L’interview de la semaine en compagnie de Théo Pierrot
Comment s’est passée la semaine durant la trêve internationale ?
Nous en avons profité pour bien travailler. C’était difficile d’aborder cette semaine, car nous venions d’une défaite assez frustrante face à Lokeren, mais le coach nous a immédiatement reconcentrés en nous disant que rien n’était perdu. Il nous a rappelé que si nous voulions encore espérer, il fallait travailler, et c’est ce que nous avons fait. Nous sommes désormais impatients de reprendre la compétition.
Le RFC Liège reçoit ton ancien club. Quels sont les changements que tu retires après presque une saison chez nous par rapport à ton ancienne équipe ?
D’une certaine manière, je dirais que ce sont deux équipes assez similaires. De plus, le Patro et Liège sont montés en même temps. Ce qui différencie le plus ces deux équipes, c’est surtout le style de jeu et la manière d’aborder les matchs. Le Patro reste dans un schéma très défini depuis plusieurs saisons, et tout le monde le connaît. À Liège, on a plus tendance à changer de dispositif et à s’adapter à ce que propose l’adversaire. C’est intéressant de voir cela quand on est joueur, et cela ouvre un peu l’esprit sur le plan tactique.
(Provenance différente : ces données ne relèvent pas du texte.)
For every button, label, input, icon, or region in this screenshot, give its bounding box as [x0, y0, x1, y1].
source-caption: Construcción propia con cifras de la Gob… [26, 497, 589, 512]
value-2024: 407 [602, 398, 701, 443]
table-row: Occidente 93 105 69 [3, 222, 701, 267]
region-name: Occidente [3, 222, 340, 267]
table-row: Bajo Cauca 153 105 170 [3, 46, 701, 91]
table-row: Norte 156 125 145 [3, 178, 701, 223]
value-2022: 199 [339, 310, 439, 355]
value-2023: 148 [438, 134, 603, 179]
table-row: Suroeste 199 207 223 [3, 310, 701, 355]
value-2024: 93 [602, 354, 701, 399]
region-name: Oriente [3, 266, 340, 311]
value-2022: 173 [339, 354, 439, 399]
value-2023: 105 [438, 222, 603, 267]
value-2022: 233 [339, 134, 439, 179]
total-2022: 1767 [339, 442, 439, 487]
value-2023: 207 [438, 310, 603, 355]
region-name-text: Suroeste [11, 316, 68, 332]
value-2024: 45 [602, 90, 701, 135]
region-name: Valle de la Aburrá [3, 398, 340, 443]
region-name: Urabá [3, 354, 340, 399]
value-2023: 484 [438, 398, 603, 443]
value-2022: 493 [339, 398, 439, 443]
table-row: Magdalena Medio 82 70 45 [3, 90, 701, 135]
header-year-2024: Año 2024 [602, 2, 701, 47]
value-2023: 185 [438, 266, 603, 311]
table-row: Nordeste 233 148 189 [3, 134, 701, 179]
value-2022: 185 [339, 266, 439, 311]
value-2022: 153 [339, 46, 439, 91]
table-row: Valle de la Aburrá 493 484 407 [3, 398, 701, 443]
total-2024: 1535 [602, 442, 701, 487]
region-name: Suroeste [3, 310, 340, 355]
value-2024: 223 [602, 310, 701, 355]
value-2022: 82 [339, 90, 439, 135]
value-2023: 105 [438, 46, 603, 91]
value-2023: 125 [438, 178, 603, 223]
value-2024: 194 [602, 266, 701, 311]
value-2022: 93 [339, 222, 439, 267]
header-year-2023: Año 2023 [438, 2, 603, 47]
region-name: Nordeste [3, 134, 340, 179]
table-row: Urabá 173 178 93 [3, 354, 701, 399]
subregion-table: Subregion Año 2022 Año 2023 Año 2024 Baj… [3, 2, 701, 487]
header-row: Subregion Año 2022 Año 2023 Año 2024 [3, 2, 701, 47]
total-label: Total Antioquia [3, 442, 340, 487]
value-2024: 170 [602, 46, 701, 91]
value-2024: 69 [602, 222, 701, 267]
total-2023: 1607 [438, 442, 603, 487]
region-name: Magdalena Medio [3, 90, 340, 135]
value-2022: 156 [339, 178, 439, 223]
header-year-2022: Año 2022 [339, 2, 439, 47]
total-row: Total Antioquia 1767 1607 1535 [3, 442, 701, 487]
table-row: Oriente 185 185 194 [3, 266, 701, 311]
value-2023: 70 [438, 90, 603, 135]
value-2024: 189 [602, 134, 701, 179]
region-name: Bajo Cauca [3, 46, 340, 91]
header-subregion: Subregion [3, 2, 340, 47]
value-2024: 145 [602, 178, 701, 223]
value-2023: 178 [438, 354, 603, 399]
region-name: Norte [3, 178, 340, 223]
Ta blessure au talon n’est-elle désormais plus qu’un lointain souvenir ?
Tout à fait, je ne ressens plus aucune douleur. J’ai fait mon maximum pour revenir le plus rapidement possible. C’est dommage que cette blessure soit arrivée à un moment où j’étais vraiment bien. Cela a marqué un coup d’arrêt dans mon deuxième tour, qui était plutôt réussi. Je venais d’inscrire un but face à Seraing, et c’est durant ce match que je me suis blessé sur un contact plutôt anodin. Mais ce sont des choses qui arrivent dans le foot. Nous avons beau être préparés à 100 % pour éviter les blessures, malheureusement, souvent elles arrivent sans prévenir. Personnellement, j’en ai profité pour me développer un peu plus sur le plan physique, en faisant des séances de musculation que nous n’avons pas toujours l’occasion de faire quand nous sommes dans le train du championnat. J’ai aussi essayé de rester positif, d’être souriant et bien présent auprès de mes coéquipiers afin de pouvoir leur apporter quelque chose, même lorsque j’étais sur la touche.
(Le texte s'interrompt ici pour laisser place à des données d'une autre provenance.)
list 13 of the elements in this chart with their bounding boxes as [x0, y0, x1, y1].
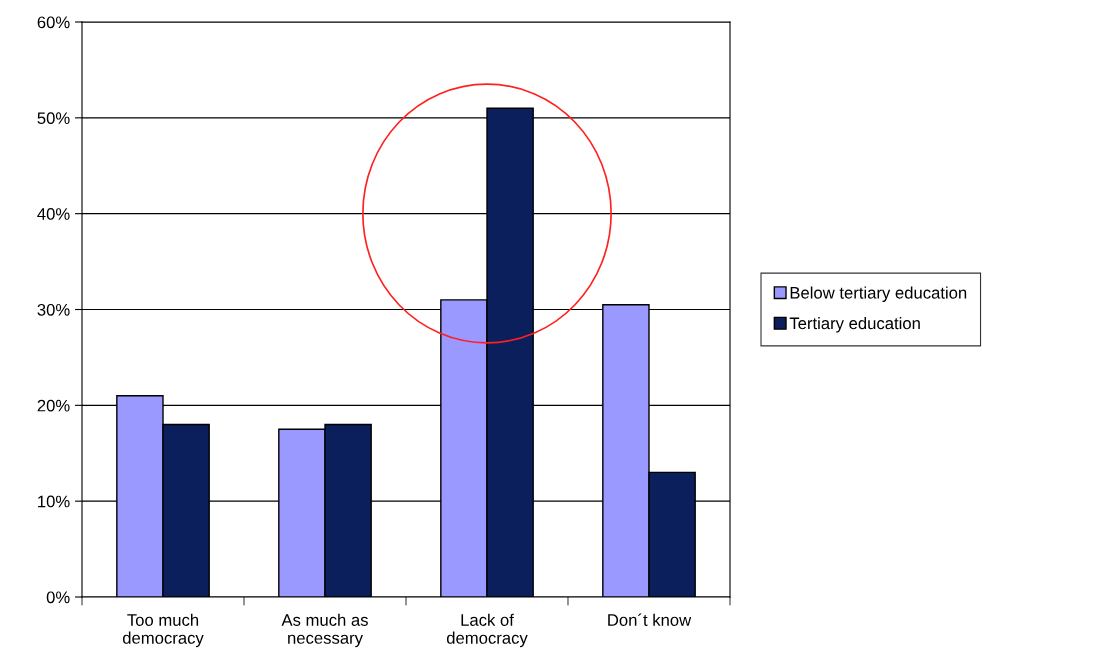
x-tick-label: Lack of democracy: [446, 613, 528, 648]
y-tick-label: 50%: [37, 112, 70, 125]
x-tick-label: Too much democracy: [122, 613, 204, 648]
y-tick-label: 10%: [38, 495, 70, 508]
x-tick-label: As much as necessary: [281, 613, 368, 648]
y-tick-label: 60%: [37, 16, 70, 29]
y-tick-label: 20%: [37, 399, 70, 412]
y-tick-label: 30%: [37, 303, 70, 316]
y-tick-label: 40%: [37, 208, 70, 220]
legend-label: Tertiary education: [789, 317, 920, 333]
y-tick-label: 0%: [46, 591, 70, 604]
x-tick-label: Don´t know: [608, 613, 692, 626]
legend-label: Below tertiary education: [790, 286, 967, 302]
L’équipe devra l’emporter dimanche si on veut encore se donner le droit de rêver des playoffs. Pour cela, il faudra répondre physiquement dans les duels. Qu’en penses-tu ?
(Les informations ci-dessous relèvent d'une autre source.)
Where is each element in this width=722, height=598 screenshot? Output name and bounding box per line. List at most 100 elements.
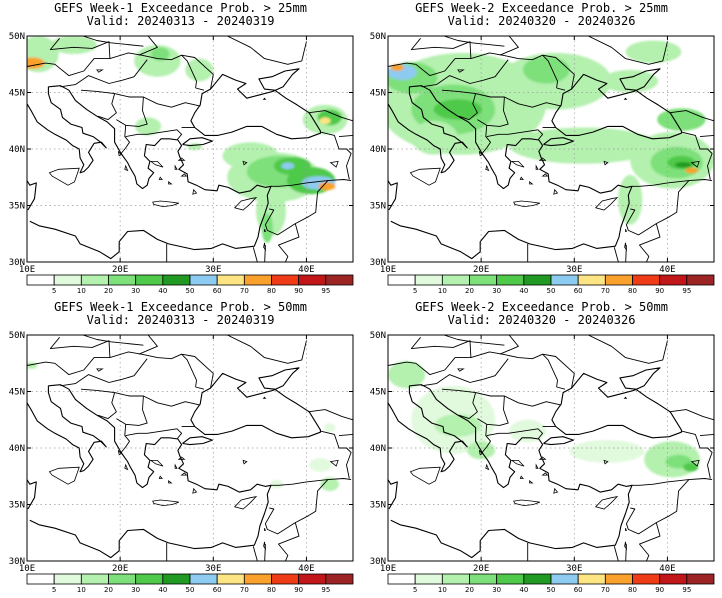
island (623, 97, 628, 100)
panel-title: GEFS Week-2 Exceedance Prob. > 50mm (415, 300, 668, 314)
colorbar-swatch (441, 573, 470, 585)
lon-tick-label: 20E (473, 564, 489, 574)
colorbar: 5 10 20 30 40 50 60 70 80 90 95 (26, 573, 354, 594)
colorbar-label: 80 (628, 287, 637, 295)
lake (242, 160, 248, 166)
country-border (475, 93, 562, 108)
island (623, 396, 628, 399)
colorbar-swatch (632, 573, 661, 585)
island (510, 161, 525, 168)
island (158, 475, 163, 479)
coastlines (27, 367, 353, 559)
country-border (27, 351, 214, 389)
colorbar-swatch (26, 573, 55, 585)
country-border (542, 353, 558, 388)
lon-tick-label: 30E (205, 564, 221, 574)
coastline (29, 384, 272, 559)
colorbar-swatch (189, 573, 218, 585)
probability-contour (411, 120, 458, 155)
lake (624, 242, 627, 252)
lake (329, 160, 339, 168)
probability-contour (434, 414, 482, 437)
map-content (27, 36, 353, 262)
island (541, 173, 549, 177)
island (174, 463, 178, 469)
lat-tick-label: 35N (9, 202, 25, 212)
colorbar-swatch (550, 274, 579, 286)
lake (457, 368, 465, 372)
colorbar-swatch (577, 573, 606, 585)
island (538, 456, 547, 460)
island (192, 487, 198, 494)
probability-contour (523, 56, 570, 84)
probability-shading (388, 40, 714, 225)
probability-contour (50, 36, 97, 54)
country-border (114, 93, 201, 108)
colorbar-label: 50 (547, 586, 556, 594)
country-border (320, 131, 352, 180)
probability-contour (433, 99, 483, 120)
country-border (181, 353, 197, 388)
panel-valid-dates: Valid: 20240320 - 20240326 (447, 14, 636, 28)
country-borders (388, 335, 714, 561)
colorbar-label: 10 (77, 287, 86, 295)
country-border (481, 424, 491, 453)
island (149, 161, 164, 168)
colorbar-label: 70 (240, 586, 249, 594)
probability-contour (27, 57, 45, 69)
colorbar-swatch (441, 274, 470, 286)
country-border (486, 129, 544, 141)
island (513, 499, 540, 507)
country-border (138, 335, 158, 355)
coastline (27, 479, 37, 510)
lat-tick-label: 50N (9, 331, 25, 341)
island (174, 164, 178, 170)
country-border (227, 36, 307, 65)
country-border (410, 38, 472, 59)
colorbar-swatch (216, 274, 245, 286)
colorbar-swatch (243, 274, 272, 286)
panel-valid-dates: Valid: 20240313 - 20240319 (86, 14, 275, 28)
lat-tick-label: 45N (9, 388, 25, 398)
country-border (82, 36, 144, 47)
island (478, 450, 483, 456)
country-border (410, 337, 472, 358)
colorbar-swatch (523, 274, 552, 286)
probability-contour (509, 127, 659, 164)
colorbar-label: 50 (547, 287, 556, 295)
country-border (116, 96, 148, 127)
colorbar-swatch (243, 573, 272, 585)
country-borders (388, 36, 714, 262)
island (152, 200, 179, 208)
country-border (114, 392, 201, 407)
country-border (443, 36, 505, 47)
coastline (182, 137, 213, 147)
lon-tick-label: 10E (19, 265, 35, 275)
colorbar-swatch (523, 573, 552, 585)
probability-contour (509, 419, 547, 443)
colorbar-swatch (80, 573, 109, 585)
colorbar-swatch (469, 274, 498, 286)
coastline (551, 68, 682, 140)
lake (264, 528, 266, 531)
country-border (556, 87, 566, 91)
colorbar-swatch (325, 573, 354, 585)
lat-tick-label: 50N (9, 32, 25, 42)
colorbar-label: 40 (158, 586, 167, 594)
country-border (80, 388, 117, 420)
country-border (252, 546, 258, 561)
probability-contour (390, 64, 404, 71)
island (519, 475, 524, 479)
island (538, 157, 547, 161)
country-border (477, 96, 509, 127)
colorbar-swatch (496, 573, 525, 585)
islands (409, 69, 714, 252)
lake (352, 440, 353, 447)
probability-contour (185, 58, 214, 82)
country-border (82, 335, 144, 346)
colorbar-swatch (686, 573, 715, 585)
probability-shading (27, 36, 348, 243)
island (233, 495, 258, 510)
lat-tick-label: 30N (370, 557, 386, 567)
panel-week2-50mm: GEFS Week-2 Exceedance Prob. > 50mm Vali… (361, 299, 722, 598)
Bien sûr, même si je pense que la division en elle-même possède une dimension très physique, pas seulement face à des équipes comme le Patro, mais plus globalement. Cependant, je pense que nous ne devons pas chercher à jouer sur un terrain qu’ils maîtrisent peut-être plus que nous, à savoir le physique. En ce qui nous concerne, nous avons d’autres atouts à faire valoir, que ce soit au niveau technique ou tactique, afin de leur poser des problèmes. J’espère donc que nous pourrons mettre en place ce que nous voulons faire et ainsi nous donner encore le droit de rêver, mais également pouvoir faire profiter les fans durant ces trois derniers matchs de championnat.